Todos lo saben, en Mérida llueve. Llueve casi todo el tiempo. Llueve torrencialmente, además. No es una “brisita” que cae por un rato. Es una rutina a la que, si no nos hemos acostumbrado, es por obtusos. Amanece un día de espléndido sol, salimos creyendo que es hora de guardar los paraguas y en el momento menos pensado, el cielo se descuaderna en un aguacero de pronóstico. Diario.
No me gusta mojarme con la lluvia. Es uno de mis mayores cochoflos, no tolero la lluvia si ando a la intemperie; ergo, salgo muy poco, sobre todo por las noches, hora favorita de aguacero. Prefiero quedarme encerrado en casa viendo partirse el cielo. Anoche, sin embargo, hice una de las excepciones que justifican la regla, y salí como a las 9 y media de la noche, en un receso que me dio el palo de agua. Era importantísimo que fuera a casa de un amigo a entregarle ciertos documentos, además, me había quedado sin cigarrillos y aunque estoy en plena cruzada de voy-a-dejar-de-fumar, aun no puedo dormir sabiendo que en mi mesa de noche no hay cigarrillos. Nada, que me tocó incursión nocturna por las calles de una ciudad completamente abandonada por el afecto de quienes deberían amarla porque la habitan.

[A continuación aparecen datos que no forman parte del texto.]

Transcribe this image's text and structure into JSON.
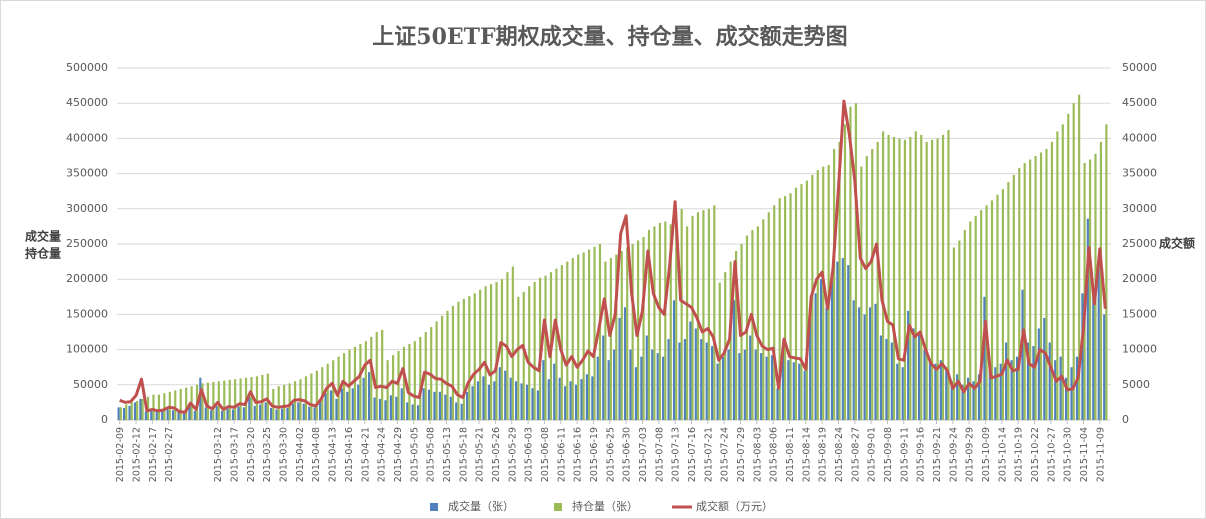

Pasear por Mérida, de noche, es algo que todos deberíamos hacer de cuando en cuando. Hacerlo, eso si, con los ojos abiertos y el corazón preparado. Ir a las avenidas del centro, estacionar (con grave riesgo) en alguna de las calles cercanas a la Plaza Bolívar y caminar un poco, con cuidado y en grupo, que la cosa no está para exponer la vida. Yo lo hice anoche (todo menos la caminata, me da verdadero pánico) y me pareció desolador; eso que tenía esta ciudad que la convertía en “bonita” se lo llevó el agua que baja caudalosa por avenidas estrechas y sin desagües. El centro de mi ciudad, es la sucia guarida de niños que deberían estar en la escuela, pero, que de noche, salen de sus madrigueras a sitiarnos, con su maldad menor de 14 años despertando entre los restos de una economía informal que nos ahoga formalmente. Están por todas partes, menoscaban espacio a otros seres de una noche que ellos controlan y, de dejarlo, dejarían a cualquier despistado con lo puesto.
Son ellos y el palo de agua; el que limpia el pavimento y nada más. Hay otra suciedad que a veces se antoja irremediable y no se lava con agua: la vida perdida de niños que deberían haber tenido padres que los cuidaran y estado que los protegiera. Tal vez, de haber sucedido, Mérida seguiría siendo la Ciudad de los Caballeros. O, por lo menos, fuera bonita.